Single by Joseph Arthur

from the album Come to Where I'm From
- Released: 2000
- Recorded: Sound City, Sunset Sound, Los Angeles
- Genre: Alternative rock
- Length: 4:08 (radio edit) 5:36 (album version)
- Label: Real World Virgin
- Songwriter: Joseph Arthur Joseph Lyburn
- Producers: Joseph Arthur, Tchad Blake

Joseph Arthur singles chronology
| "Chemical" (2000) | "In the Sun" (2000) | "All of Our Hands" (2005) |

= In the Sun (Joseph Arthur song) =

"In the Sun" is the second single from Joseph Arthur's second studio album Come to Where I'm From, though the song had been performed during his live shows as early as 1996.

==Release==
The single was released in the UK and Europe on April 23, 2001, via Real World Records and Virgin Records.
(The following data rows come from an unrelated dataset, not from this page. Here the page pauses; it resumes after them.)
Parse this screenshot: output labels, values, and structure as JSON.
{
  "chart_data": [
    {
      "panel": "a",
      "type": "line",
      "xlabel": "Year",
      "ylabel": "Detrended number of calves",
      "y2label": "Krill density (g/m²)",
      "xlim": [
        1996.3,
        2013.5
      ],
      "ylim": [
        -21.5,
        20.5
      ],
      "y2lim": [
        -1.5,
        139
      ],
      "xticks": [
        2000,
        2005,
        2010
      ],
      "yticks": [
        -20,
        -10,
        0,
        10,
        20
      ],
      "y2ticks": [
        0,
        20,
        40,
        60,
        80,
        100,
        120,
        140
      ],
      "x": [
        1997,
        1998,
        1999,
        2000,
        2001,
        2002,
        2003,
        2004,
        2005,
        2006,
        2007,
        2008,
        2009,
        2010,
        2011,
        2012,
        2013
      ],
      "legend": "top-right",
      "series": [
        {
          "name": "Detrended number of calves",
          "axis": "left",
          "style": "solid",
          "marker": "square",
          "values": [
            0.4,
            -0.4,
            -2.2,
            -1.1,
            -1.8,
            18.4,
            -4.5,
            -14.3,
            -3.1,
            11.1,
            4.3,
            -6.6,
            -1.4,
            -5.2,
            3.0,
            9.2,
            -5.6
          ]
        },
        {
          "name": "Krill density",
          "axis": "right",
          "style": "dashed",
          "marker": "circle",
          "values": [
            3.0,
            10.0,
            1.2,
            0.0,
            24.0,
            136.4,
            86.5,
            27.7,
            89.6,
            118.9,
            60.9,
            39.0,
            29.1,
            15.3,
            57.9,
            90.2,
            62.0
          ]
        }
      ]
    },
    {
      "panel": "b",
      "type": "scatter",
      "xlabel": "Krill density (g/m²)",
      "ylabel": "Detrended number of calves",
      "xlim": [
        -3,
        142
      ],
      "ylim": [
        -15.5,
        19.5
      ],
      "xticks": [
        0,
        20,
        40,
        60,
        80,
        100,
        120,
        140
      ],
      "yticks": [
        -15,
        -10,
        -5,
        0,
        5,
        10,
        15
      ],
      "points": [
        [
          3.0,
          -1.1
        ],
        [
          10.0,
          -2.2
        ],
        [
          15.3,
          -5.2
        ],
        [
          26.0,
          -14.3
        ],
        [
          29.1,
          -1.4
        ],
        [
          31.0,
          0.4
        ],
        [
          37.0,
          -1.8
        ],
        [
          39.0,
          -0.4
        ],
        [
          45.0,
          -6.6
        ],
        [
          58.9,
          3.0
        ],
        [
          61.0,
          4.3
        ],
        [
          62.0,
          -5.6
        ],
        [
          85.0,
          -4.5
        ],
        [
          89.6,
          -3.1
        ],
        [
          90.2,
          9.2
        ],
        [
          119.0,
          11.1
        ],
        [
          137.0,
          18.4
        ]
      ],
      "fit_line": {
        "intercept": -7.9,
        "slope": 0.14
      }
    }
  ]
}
A music video was produced for the song, directed by Anton Corbijn. The video is featured on the Directors Label series DVD The Work of Director Anton Corbijn.

On February 14, 2008, Joseph Arthur and his band The Lonely Astronauts performed "In the Sun" live on the Late Show with David Letterman.

==Track listing==
CD
1. "In the Sun" (Edit) – 4:08
2. "The Other Side" – 3:15
3. "Cocaine Blind" – 3:19

7" vinyl (US white label promo)
1. "In the Sun" (Edit) – 4:08
2. "Speed of Light" – 4:30

US promo CD
1. "In the Sun" (Edit) – 4:08
2. "In the Sun" (Album Version) – 5:37
3. "In the Sun" (Call-Out Hook #1) – 0:10
4. "In the Sun" (Call-Out Hook #2) – 0:10
- Tracks 5–23: Interview with Joseph Arthur, March 6, 2000 (interviewed by Bart Lipton in Los Angeles)

==Use in films==
The song appears in the TV series' Scrubs (episode "My New God") and Grey's Anatomy (episode "It's the End of the World)", in the 2004 comedy film Saved! and in the alternate ending to the 2002 action film The Bourne Identity.

==Cover versions==

===Michael Stipe===

In 2005, Michael Stipe of R.E.M. recorded a cover of the song with producer James Iha for a Hurricane Katrina relief benefit EP released exclusively through the iTunes Store. Stipe recorded "In the Sun" with Chris Martin of Coldplay and Joseph Arthur himself. Additionally, a remix was provided by Justin Timberlake and will.i.am. This cover of the song was originally featured in the Grey's Anatomy season 2 episode "It's the End of the World".

===EP track listing===
1. "In the Sun" (with Chris Martin) – 4:56
2. "In the Sun" (JAW Breakers Remix by Justin Timberlake and will.i.am) – 5:13
3. "In the Sun" (with Joseph Arthur) – 4:58
4. "In the Sun" – 4:55
5. "In the Sun" (Live on Austin City Limits with Coldplay) – 3:40
6. "In the Sun" (Live Acoustic Couch Rehearsal with Joseph Arthur) – 5:53

===Other cover versions===
- Peter Gabriel, on the tribute album Diana, Princess of Wales: Tribute (1997). Since Joseph was on Peter Gabriel's Real World label at the time, Joseph allowed the song to be covered by Gabriel even though Joseph himself had yet to record the song for Come to Where I'm From. The song also appears on Gabriel's album of rarities Flotsam and Jetsam.
- Donna De Lory, on her album In the Glow, released by Secret Road Records.
- Howie Day, uncredited, over the ending credits of the film Saved!.
- Aron Wright, featured in season 11 of Grey's Anatomy during the episode "She's Leaving Home".